Como hacía buen tiempo dimos un paseo a contracorriente de todos los lagartos. En la Bisutería, la belleza y el horror mostraron su rostro en las memorias de Seifert y en una novela de Bolaño. En el Campanario de Boris K. celebraban la Monarquía vendiendo, a precios populares, una colección de novela rosa de ABC. Nos invitaron al Cóctel, pero teníamos prisa por llegar a la tercera República. Un mermado Ultraísta por la humedad del Bierzo aceptó unos bonos del tesoro con los que Larsen compró una primera edición del novelista peruano que estudió en el colegio militar Leoncio Prado. Tinofc, el monaguillo, gastó su bono de 10 euros en El Evangelio de la República; para honrar el día que era (14 abril), se subió a una escalera de tijera y, al toque de la campanilla, recitó el primer capítulo a todos los devotos de causas pérdidas.
Desde la casa de Aitzgorri nos llamó el Cuervo para que le enseñásemos la biblioteca ambulante de Baroja. Dejamos al editor polaco en las alturas de Pombo y cruzamos la calle. Allí estaba el decadente, que piensa que vive en una ciudad bella y literaria, apostado en la puerta del hotel del Cisne. Sin Larsen y sin karerino (estaba en misa con su mujer y su hijo) no quedaba rastro ninguno del bohemio que fue y que cree ser.
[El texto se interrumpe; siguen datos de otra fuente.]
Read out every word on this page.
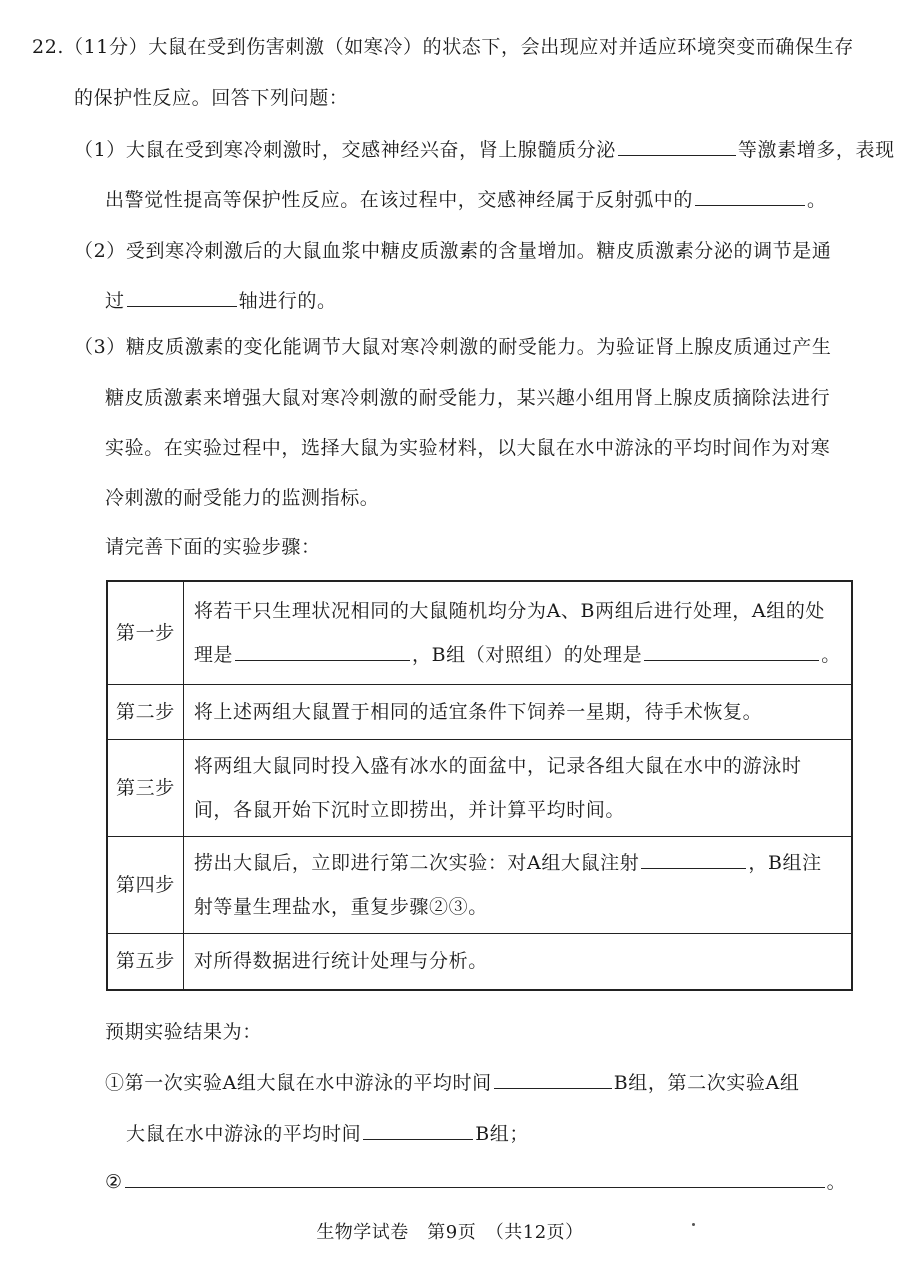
22.（11分）大鼠在受到伤害刺激（如寒冷）的状态下，会出现应对并适应环境突变而确保生存
的保护性反应。回答下列问题：
（1）大鼠在受到寒冷刺激时，交感神经兴奋，肾上腺髓质分泌	等激素增多，表现
出警觉性提高等保护性反应。在该过程中，交感神经属于反射弧中的	。
（2）受到寒冷刺激后的大鼠血浆中糖皮质激素的含量增加。糖皮质激素分泌的调节是通
过	轴进行的。
（3）糖皮质激素的变化能调节大鼠对寒冷刺激的耐受能力。为验证肾上腺皮质通过产生
糖皮质激素来增强大鼠对寒冷刺激的耐受能力，某兴趣小组用肾上腺皮质摘除法进行
实验。在实验过程中，选择大鼠为实验材料，以大鼠在水中游泳的平均时间作为对寒
冷刺激的耐受能力的监测指标。
请完善下面的实验步骤：
第一步	将若干只生理状况相同的大鼠随机均分为A、B两组后进行处理，A组的处
理是 ，B组（对照组）的处理是 。

第二步	将上述两组大鼠置于相同的适宜条件下饲养一星期，待手术恢复。

第三步	将两组大鼠同时投入盛有冰水的面盆中，记录各组大鼠在水中的游泳时
间，各鼠开始下沉时立即捞出，并计算平均时间。

第四步	捞出大鼠后，立即进行第二次实验：对A组大鼠注射 ，B组注
射等量生理盐水，重复步骤②③。

第五步	对所得数据进行统计处理与分析。
预期实验结果为：
①第一次实验A组大鼠在水中游泳的平均时间	B组，第二次实验A组
大鼠在水中游泳的平均时间	B组；
②	。
生物学试卷　第9页　（共12页）
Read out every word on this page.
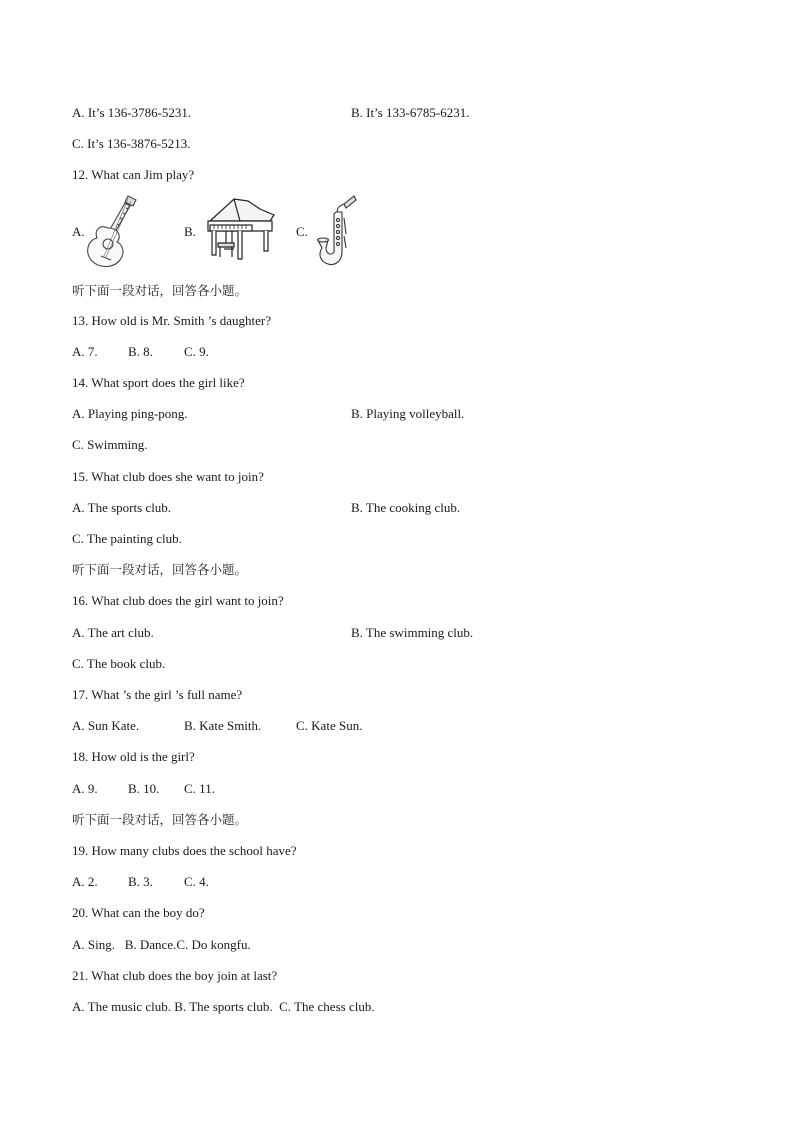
A. It’s 136-3786-5231.	B. It’s 133-6785-6231.
C. It’s 136-3876-5213.
12. What can Jim play?
A.	B.	C.
听下面一段对话，回答各小题。
13. How old is Mr. Smith ’s daughter?
A. 7. B. 8. C. 9.
14. What sport does the girl like?
A. Playing ping-pong.	B. Playing volleyball.
C. Swimming.
15. What club does she want to join?
A. The sports club.	B. The cooking club.
C. The painting club.
听下面一段对话，回答各小题。
16. What club does the girl want to join?
A. The art club.	B. The swimming club.
C. The book club.
17. What ’s the girl ’s full name?
A. Sun Kate.	B. Kate Smith.	C. Kate Sun.
18. How old is the girl?
A. 9. B. 10. C. 11.
听下面一段对话，回答各小题。
19. How many clubs does the school have?
A. 2. B. 3. C. 4.
20. What can the boy do?
A. Sing.   B. Dance.C. Do kongfu.
21. What club does the boy join at last?
A. The music club. B. The sports club.  C. The chess club.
El Cuervo, como buen platónico (todavía cree en el valor del mundo de las ideas por encima de la experiencia), no acepta que en estos años de ruina el prestigio de un autor crezca con cada libro que no escribe. Nos despedimos de Soler Serrano de Cerezales y, acompañados de Avinareta, nos fuimos camino del Aurora Roja en busca de la juventud perdida.